The issue of Corporate Social Responsibility (CSR) in the country is often seen in terms of financial spending in a particular area of socio-economic or development activity. In Bangladesh, it is the state-owned enterprises and commercial banks that are believed to be responsible to dish out funds for CSR activities. There is thus the debate whether these organisations, banks particularly, are doing their job right in delivering what should have been the most unblemished of services to society at large.
Questions raised on banks' CSR spending are many, ranging from how and where the money is being spent, to the most pointed of the queries - why. It has been found that in the absence of a strict policy to follow, CSR has allegedly become an instrument for diverting funds to activities which barely reflect the impression of putting up with social responsibility.
The incremental trend in CSR disbursements, even by losing state-owned banks, has brought the subject under the scanner. A look at the soaring spending, during the last five years on CSR activities, does call for justification why the money was spent. It has been found that spending by banks and non-bank financial institutions (NBFIs) in the last fiscal amounted to Tk 4.47 billions, up by more than 45 per cent compared to the preceding year's Tk 3.04 billions. Now, if the money went in the right direction with sustainable impact on the fields it was spent, the disbursing banks should be felicitated. And in order to examine the actual situation, there is the need to bring the array of activities under scrutiny by the Bangladesh Bank. Reports say that the BB is currently at work on this. Most observers believe that a thorough scrutiny would reveal a good deal of irregularities, even gross malpractices.
It has been learnt that the central bank has formulated an indicative guideline for bank's CSR spending. As per the guideline awaiting clearance, banks and NBFIs will henceforth have to spend 2.5 per cent of their net profits on CSR activities. However, losing concerns would be exempted from the spending. The guideline, reportedly, has also specified areas for CSR expenditure and imposed a ceiling on sectoral allocations, with the highest share of 30 per cent going to education annually.
In order to render the guideline comprehensive, it is important that it incorporate other priority areas where activities under the CSR funding would be able to address a host of existing as well as emerging socio-economic issues in a sustainable manner.
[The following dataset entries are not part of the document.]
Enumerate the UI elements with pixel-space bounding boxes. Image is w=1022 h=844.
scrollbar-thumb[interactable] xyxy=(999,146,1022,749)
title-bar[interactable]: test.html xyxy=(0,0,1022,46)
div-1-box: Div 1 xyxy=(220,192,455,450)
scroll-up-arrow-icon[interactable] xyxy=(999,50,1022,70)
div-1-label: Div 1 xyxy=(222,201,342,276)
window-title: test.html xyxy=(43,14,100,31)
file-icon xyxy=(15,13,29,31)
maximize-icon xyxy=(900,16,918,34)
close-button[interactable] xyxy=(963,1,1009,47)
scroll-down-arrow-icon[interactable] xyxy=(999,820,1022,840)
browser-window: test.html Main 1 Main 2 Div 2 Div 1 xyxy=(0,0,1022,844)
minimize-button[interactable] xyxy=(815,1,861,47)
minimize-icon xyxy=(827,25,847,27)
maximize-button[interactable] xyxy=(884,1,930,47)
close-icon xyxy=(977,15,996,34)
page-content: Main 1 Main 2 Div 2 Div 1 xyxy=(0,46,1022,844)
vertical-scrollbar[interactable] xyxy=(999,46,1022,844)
Needless to mention, a good deal of success of the activities will rely on how effectively these are monitored, and in so doing, taking the stakeholders on board would hopefully yield better results.
Although Bangladesh has been practising CSR for sometime now, it is clear that its method and target are both narrowed down to financial allocations by state-owned enterprises and banks for socio-economic upliftment of the masses in critically vulnerable situations. However, it need not be mentioned that CSR activities can be best practised in the work culture of businesses that in other words means millions of employees directly benefit under the broad facilitating ambit of corporate welfare. It is in this context that CSR is a self-regulating business model that helps a company to be socially accountable to itself, its stakeholders and the public. By practising corporate social responsibility, also called corporate citizenship, companies can be conscious of the kind of impact they are having on all aspects of society including economic, social, and environmental. To engage in CSR means that in the normal course of business, a company is operating in ways that benefits society and the environment. This is to say that prohibiting unfair treatment thus allowing a work culture based on recognising the needs of the workers, the clientele community and society at large constitute the basic principle of CSR.
Globally, CSR practices are gradually being integrated into international business practices and hence are becoming the determining factors for market access. Thus a focus on CSR in Bangladesh would be useful not only for improving corporate governance, labour rights, work place safety, fair treatment of workers, community development and environment management, but also for industrialisation and ensuring global market access.
The fact that globally CSR is widely pervasive in a range of business activities is becoming increasingly evident. Bangladesh's exports had to suffer due to its failings and inadequacies in recent times in maintaining some of the basics of corporate business culture, particularly in respect of employer-employee relations, labour rights, environment issues, wage structure and so on. Companies, however, are now more careful than before to ensure that businesses do not suffer. But how far have our firms risen to address the corporate responsibility issues remains a question.
CSR is thus not just about targeting some social and economic backwardness in society but because of the wide-ranging objective of welfare and social responsibility, it is more about fair play, even-handedness and justice. It is time we looked at this broad aspect of CSR as an instrument of greater social welfare.